Чтобы яснее представить себе главный пафос «Пирамиды», отметим своеобразие творческого дарования автора. Есть писательство и есть художество. Между ними пролегает невидимая грань, разделяющая писателя и художника.
Среди писателей немало настоящих мастеров своего дела, завораживающих изяществом мысли, законченностью формы, изобретательностью сюжета, филигранной отделкой всей вещи. Это то, что дарит читателю эстетическое наслаждение, а посредственному сочинителю приносит зависть. Но то, что восхищает и изумляет, налагает оковы на само совершенство, проявляясь в известной расчетливости, дозировке, нормативности. В. В. Вересаев заметил в свое время: «Писатель — это человек, специальность которого — писать. Есть изумительные мастера слова. Это все время замечаешь и изумляешься, — как хорошо сделано!»

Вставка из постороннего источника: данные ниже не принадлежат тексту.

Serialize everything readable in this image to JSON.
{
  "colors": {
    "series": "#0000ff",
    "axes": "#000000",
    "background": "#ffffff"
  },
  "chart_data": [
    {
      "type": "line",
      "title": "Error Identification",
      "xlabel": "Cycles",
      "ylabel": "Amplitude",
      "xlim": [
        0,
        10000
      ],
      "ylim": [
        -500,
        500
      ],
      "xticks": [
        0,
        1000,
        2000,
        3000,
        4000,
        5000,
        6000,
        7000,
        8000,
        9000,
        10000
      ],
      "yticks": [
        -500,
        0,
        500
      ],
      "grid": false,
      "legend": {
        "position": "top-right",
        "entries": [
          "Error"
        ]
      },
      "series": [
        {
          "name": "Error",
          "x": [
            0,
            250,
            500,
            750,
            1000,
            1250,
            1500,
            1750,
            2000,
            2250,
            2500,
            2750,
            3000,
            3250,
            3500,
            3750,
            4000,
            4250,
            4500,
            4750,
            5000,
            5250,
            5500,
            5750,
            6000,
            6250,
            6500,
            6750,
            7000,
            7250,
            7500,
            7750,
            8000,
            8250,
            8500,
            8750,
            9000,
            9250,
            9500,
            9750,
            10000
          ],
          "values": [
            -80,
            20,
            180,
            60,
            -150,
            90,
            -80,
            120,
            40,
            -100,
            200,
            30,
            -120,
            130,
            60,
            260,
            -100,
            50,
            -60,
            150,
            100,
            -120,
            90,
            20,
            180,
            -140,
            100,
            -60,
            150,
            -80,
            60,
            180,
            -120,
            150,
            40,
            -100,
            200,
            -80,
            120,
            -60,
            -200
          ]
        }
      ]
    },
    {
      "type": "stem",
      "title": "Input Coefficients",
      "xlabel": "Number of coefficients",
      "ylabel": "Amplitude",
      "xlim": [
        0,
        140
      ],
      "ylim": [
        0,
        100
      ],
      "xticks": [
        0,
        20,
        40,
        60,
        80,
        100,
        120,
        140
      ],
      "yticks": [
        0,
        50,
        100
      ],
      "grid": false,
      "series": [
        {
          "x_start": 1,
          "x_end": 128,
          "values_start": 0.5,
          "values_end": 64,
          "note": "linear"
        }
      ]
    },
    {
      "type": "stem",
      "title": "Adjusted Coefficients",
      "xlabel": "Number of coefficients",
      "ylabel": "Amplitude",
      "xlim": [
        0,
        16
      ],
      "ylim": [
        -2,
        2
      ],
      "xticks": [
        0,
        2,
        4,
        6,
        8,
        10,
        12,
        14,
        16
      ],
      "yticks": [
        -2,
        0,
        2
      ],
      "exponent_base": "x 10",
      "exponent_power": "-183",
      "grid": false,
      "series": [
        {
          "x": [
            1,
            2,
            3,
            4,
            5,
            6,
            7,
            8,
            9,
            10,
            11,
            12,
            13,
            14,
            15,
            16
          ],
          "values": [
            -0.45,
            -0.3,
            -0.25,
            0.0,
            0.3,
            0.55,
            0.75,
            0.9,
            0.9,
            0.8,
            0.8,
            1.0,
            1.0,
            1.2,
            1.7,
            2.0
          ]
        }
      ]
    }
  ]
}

Процесс «хорошего делания» — как главная задача — невольно ограничивает широту отражения бытия, снижает высоту и полноту чувств, игру сил природы, красок и звуков, а и равно бурление стихий жизни. Писатель способен увлекать, изумлять, поражать, но не потрясать глубиной постижения философии бытия и всего сущего.
Это удел художника, «специальность» которого глубоко и своеобразно переживать впечатления жизни и, как необходимое из этого следствие, воплощать их в искусстве. Многоголосая и многоликая действительность как бы вливается в душу художника и, перебродив в нем, снова возвращается в мир, но уже обогащенная его чувствами и усиленная его творческой фантазией. Гомер поет, не заботясь о филигранности стиха, о четкости мысли, поет потому, что внутренняя сила жизни рвется наружу, воспламеняя его душу. «Этот черт, — писал Толстой про него Фету, — и поет и орет во всю грудь, и никогда ему в голову не приходило, что кто-нибудь его будет слушать».
Художник обладает даром целостного восприятия мира, и, переступив порог его творенья, мы ощущаем, как вокруг нас, клубясь и устремляясь вдаль, начинает волноваться сверкающая многообразием сама жизнь, а душа, вдохновленная широтой возможностей, трепещет в ожидании чуда (о котором, кстати, так много говорится в романе Леонова). Между тем в образах художника так слиты духовное и материальное, что они достигают особого художественно-психологического эффекта, поэтому о каждом из них можно сказать: «Он прав», — хотя они антиподы по своей сути.
Всего этого нет у Леонова, ибо по своему творческому потенциалу он писатель, а не художник. По его признанию, действительность отражается в его произведениях не непосредственно (как у Пушкина, Л. Толстого, Шолохова), а в преломлении через внутренний мир человека. «Мне не документ, не сам мир важен, — подчеркивал он, — а его отражение в личности художника. Стоит лес, и стоит вода. Мне нужен лес в воде, отражение. Я помещаю факты в свои координаты». Другими словами, он переживает впечатление отражения, а не самой жизни. Но насколько соответствует реальная действительность этому опосредованному отражению в сознании писателя? Тем более что сознание нередко вводит нас в заблуждение относительно логической связи мышления, равно как причины и следствия.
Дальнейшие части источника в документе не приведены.